Competence: Focus on what you do well; your competence and abilities. Avoid comparing yourself with others. Be proud of what you do well.
Eliminate triggers: Avoid negative thinking or spending time around things or people that can make you feel bad about yourself-anything that leaves you thinking you’re not good enough. Re-frame your thinking-change your mindset.
Bounce back from your mistakes: No one is perfect. Even the most confident people have insecurities, and there’s no one alive who hasn’t made a mistake. Don’t let one wrong turn, or even a few of them, make you think you don’t have what it takes to achieve your goals and reach your success.

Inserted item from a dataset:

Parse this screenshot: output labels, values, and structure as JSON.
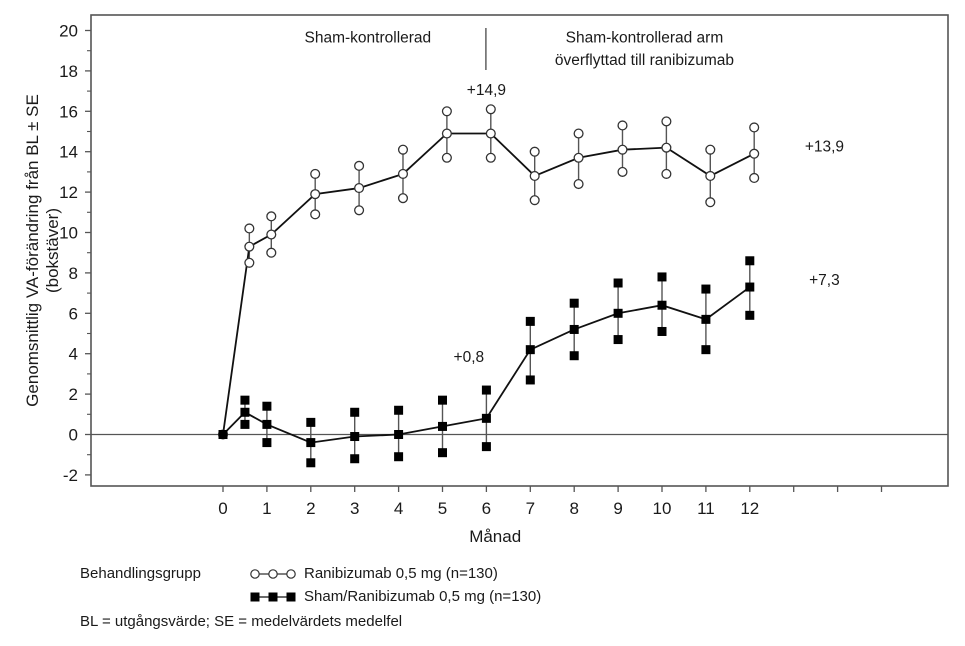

Surround yourself with people who believe in you: Nothing is as powerful as people who think you’re great, who believe you can do the impossible, and who have all the confidence in the world in you. Surround yourself with those people and be intentional about maintaining those connections. Stick with the people who lift your perspective and avoid (or at least tune out) those who make you feel bad or doubt yourself.
You are the average of the five people you spend the most time with.Jim Rohn
Take pride in yourself: Some people think that taking pride in yourself means that you can’t be humble. You can recognize and appreciate who you are and what you’ve accomplished without being arrogant. Sometimes it’s the motivation we need when things get tough.